Assuming the municipality is FERC regulated, whether it is
permitted to flow those costs through to rate payers is
something the state would have to take a hard look at in terms
of the likelihood of the promised cash flow.
4:51:48 PM
REPRESENTATIVE SEATON felt it is very important to think about
these things and address them before proposals are solicited so
that potential applicants know how value will be evaluated. He
said it is likely the state will receive a bid from one
municipality so the discussion may be characterized by that
municipality. However, it is similar to the $500 million. If
an entity decides to increase its benefit to the state by saying
it will pay that back, the $500 million could not be included in
its equity.
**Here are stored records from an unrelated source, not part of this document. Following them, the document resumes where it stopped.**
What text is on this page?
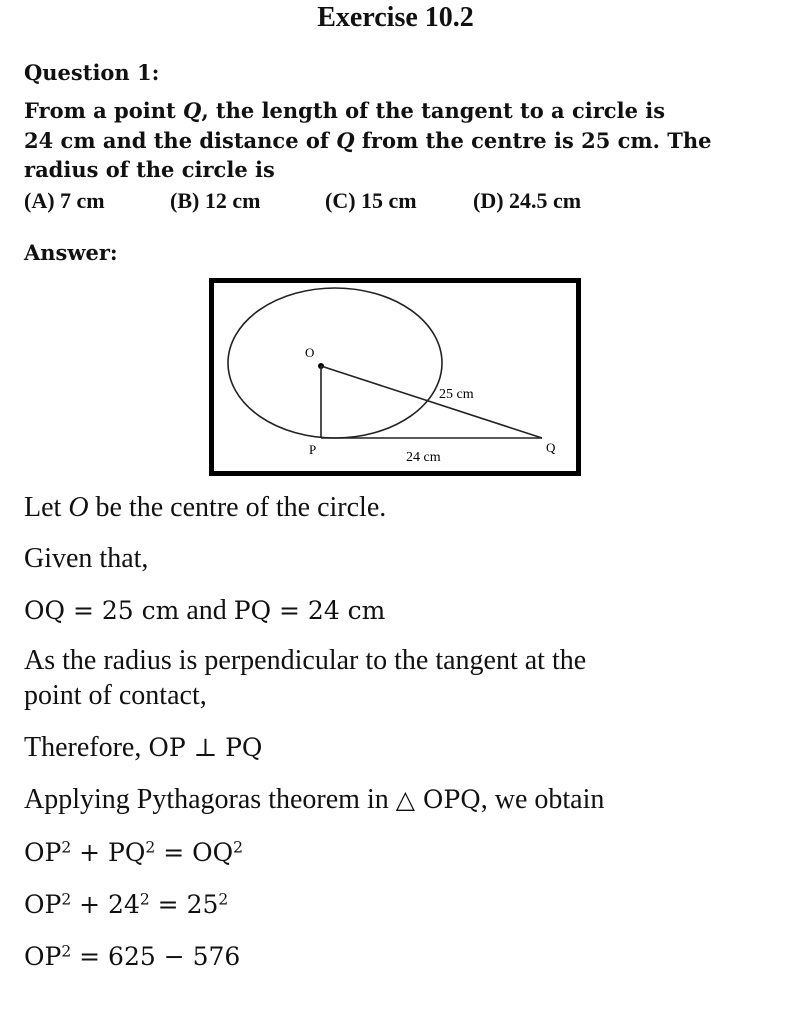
Exercise 10.2
Question 1:
From a point Q, the length of the tangent to a circle is
24 cm and the distance of Q from the centre is 25 cm. The
radius of the circle is
(A) 7 cm	(B) 12 cm	(C) 15 cm	(D) 24.5 cm
Answer:
O
P	Q
25 cm
24 cm
Let O be the centre of the circle.
Given that,
OQ = 25 cm and PQ = 24 cm
As the radius is perpendicular to the tangent at the
point of contact,
Therefore, OP ⊥ PQ
Applying Pythagoras theorem in △ OPQ, we obtain
$OP^2 + PQ^2 = OQ^2$
$OP^2 + 24^2 = 25^2$
$OP^2 = 625 - 576$
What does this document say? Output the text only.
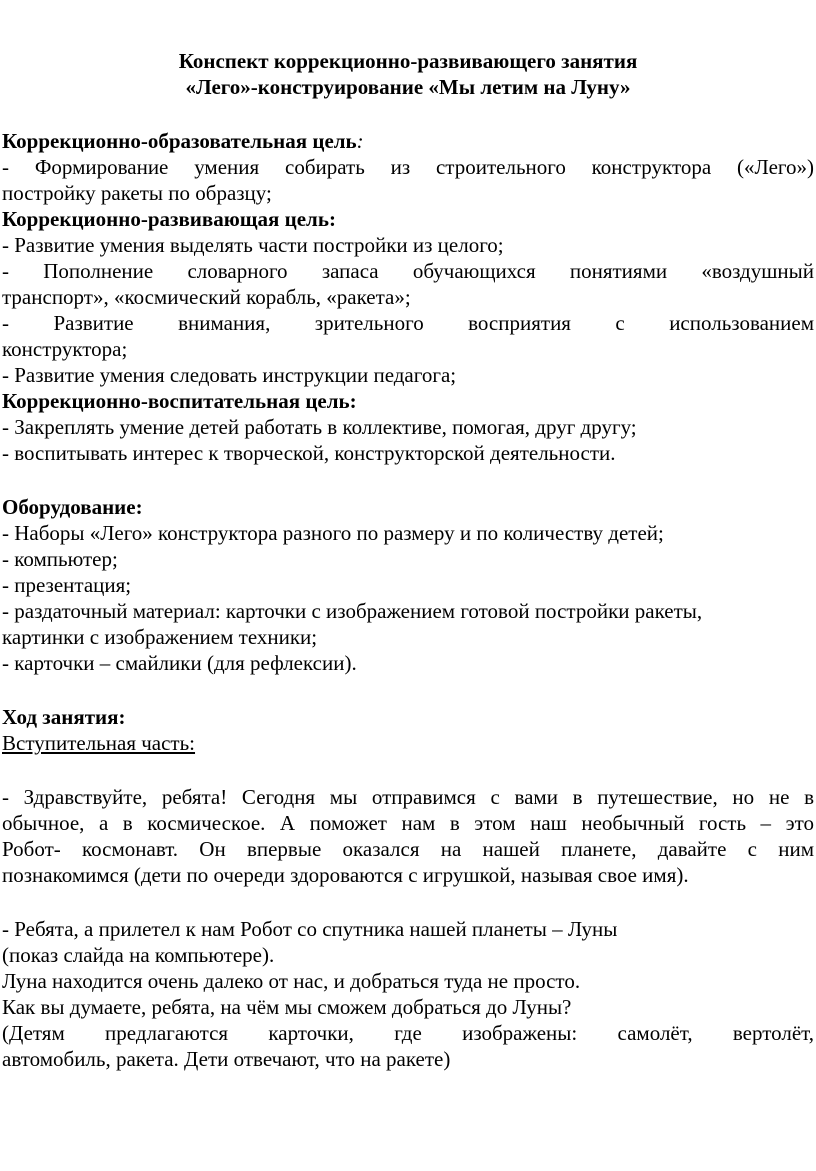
Конспект коррекционно-развивающего занятия
«Лего»-конструирование «Мы летим на Луну»
Коррекционно-образовательная цель:
- Формирование умения собирать из строительного конструктора («Лего»)
постройку ракеты по образцу;
Коррекционно-развивающая цель:
- Развитие умения выделять части постройки из целого;
- Пополнение словарного запаса обучающихся понятиями «воздушный
транспорт», «космический корабль, «ракета»;
- Развитие внимания, зрительного восприятия с использованием
конструктора;
- Развитие умения следовать инструкции педагога;
Коррекционно-воспитательная цель:
- Закреплять умение детей работать в коллективе, помогая, друг другу;
- воспитывать интерес к творческой, конструкторской деятельности.
Оборудование:
- Наборы «Лего» конструктора разного по размеру и по количеству детей;
- компьютер;
- презентация;
- раздаточный материал: карточки с изображением готовой постройки ракеты,
картинки с изображением техники;
- карточки – смайлики (для рефлексии).
Ход занятия:
Вступительная часть:
- Здравствуйте, ребята! Сегодня мы отправимся с вами в путешествие, но не в
обычное, а в космическое. А поможет нам в этом наш необычный гость – это
Робот- космонавт. Он впервые оказался на нашей планете, давайте с ним
познакомимся (дети по очереди здороваются с игрушкой, называя свое имя).
- Ребята, а прилетел к нам Робот со спутника нашей планеты – Луны
(показ слайда на компьютере).
Луна находится очень далеко от нас, и добраться туда не просто.
Как вы думаете, ребята, на чём мы сможем добраться до Луны?
(Детям предлагаются карточки, где изображены: самолёт, вертолёт,
автомобиль, ракета. Дети отвечают, что на ракете)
He felt the language in number 6 is not as clear as
the language inserted by the House Resources Standing Committee.
4:53:45 PM
DR. SCOTT said it is incumbent upon the Administration to
explain how all of the different situations will be evaluated in
very clear terms in the Request For Applications (RFA) so that
it is completely transparent.
4:54:01 PM
CO-CHAIR GATTO thanked all participants.
4:54:05 PM
ADJOURNMENT
There being no further business before the committee, the House
Resources Standing Committee meeting was adjourned at 4:54 p.m.